President Obama’s week-long trip to Asia didn’t generate a lot of attention from the domestic media, and based on Walter Russell Mead’s description, that’s a real shame. Americans have every reason to be pleased with the results of the president’s successful efforts. (via Kevin Drum)
The cascade of statements, deployments, agreements and announcements from the United States and its regional associates in the last week has to be one of the most unpleasant shocks for China’s leadership — ever. The US is moving forces to Australia, Australia is selling uranium to India, Japan is stepping up military actions and coordinating more closely with the Philippines and Vietnam in the South China Sea, Myanmar is slipping out of China’s column and seeking to reintegrate itself into the region, Indonesia and the Philippines are deepening military ties with the US: and all that in just one week. If that wasn’t enough, a critical mass of the region’s countries have agreed to work out a new trade group that does not include China, while the US, to applause, has proposed that China’s territorial disputes with its neighbors be settled at a forum like the East Asia Summit — rather than in the bilateral talks with its smaller, weaker neighbors that China prefers.

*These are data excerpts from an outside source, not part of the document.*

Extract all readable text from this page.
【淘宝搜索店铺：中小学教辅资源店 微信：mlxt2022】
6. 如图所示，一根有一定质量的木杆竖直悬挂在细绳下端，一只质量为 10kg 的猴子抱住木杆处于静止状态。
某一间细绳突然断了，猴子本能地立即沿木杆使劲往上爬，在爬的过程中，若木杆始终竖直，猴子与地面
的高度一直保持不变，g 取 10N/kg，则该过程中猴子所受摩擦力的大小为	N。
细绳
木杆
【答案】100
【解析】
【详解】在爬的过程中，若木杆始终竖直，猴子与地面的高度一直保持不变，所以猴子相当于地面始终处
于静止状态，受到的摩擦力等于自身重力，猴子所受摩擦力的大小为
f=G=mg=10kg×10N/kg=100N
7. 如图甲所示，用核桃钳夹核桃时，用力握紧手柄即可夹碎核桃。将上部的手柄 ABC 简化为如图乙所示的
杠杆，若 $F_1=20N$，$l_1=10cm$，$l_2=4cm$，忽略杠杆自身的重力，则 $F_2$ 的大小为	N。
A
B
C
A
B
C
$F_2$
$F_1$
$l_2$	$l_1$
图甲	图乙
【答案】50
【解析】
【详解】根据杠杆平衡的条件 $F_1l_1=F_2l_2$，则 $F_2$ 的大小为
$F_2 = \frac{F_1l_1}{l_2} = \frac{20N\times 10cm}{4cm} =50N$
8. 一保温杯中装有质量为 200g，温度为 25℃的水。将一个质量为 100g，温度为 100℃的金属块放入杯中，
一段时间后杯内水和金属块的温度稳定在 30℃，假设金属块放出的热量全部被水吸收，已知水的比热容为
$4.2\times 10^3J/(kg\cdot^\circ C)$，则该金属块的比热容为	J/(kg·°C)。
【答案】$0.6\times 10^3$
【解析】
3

Rarely has a great power been so provoked and affronted. Rarely have so many red lines been crossed. Rarely has so much face been lost, so fast…. [I]t was as decisive a diplomatic victory as anyone is likely to see. Congratulations should go to President Obama and his national security team.
Presidential triumphs like these don’t produce immediate political benefits at home — and, in all likelihood, they will go largely unnoticed by the public — but they matter a great deal when it comes to U.S. diplomatic efforts, most notably when it comes to China’s growing influence.
As for electoral considerations, I suspect the number of Americans who’ll vote in 2012 based on foreign policy can meet in a broom closet, but it’s getting tougher for even the harshest White House critics to deny President Obama’s impressive record on foreign policy. He’s ending the war in Iraq; he’s scored major counter-terrorism victories including the death of bin Laden; he’s improved U.S. relations with Russia including ratification of a new nuclear treaty; he helped bring down the Gadhafi regime in Libya; he’s improved the nation’s reputation and standing overall; and as Mead’s report explains, he’s made dramatic progress in Asia-Pacific.
It probably wasn’t expected three years ago that foreign policy and international affairs would be one of President Obama’s greatest strengths, but here we are.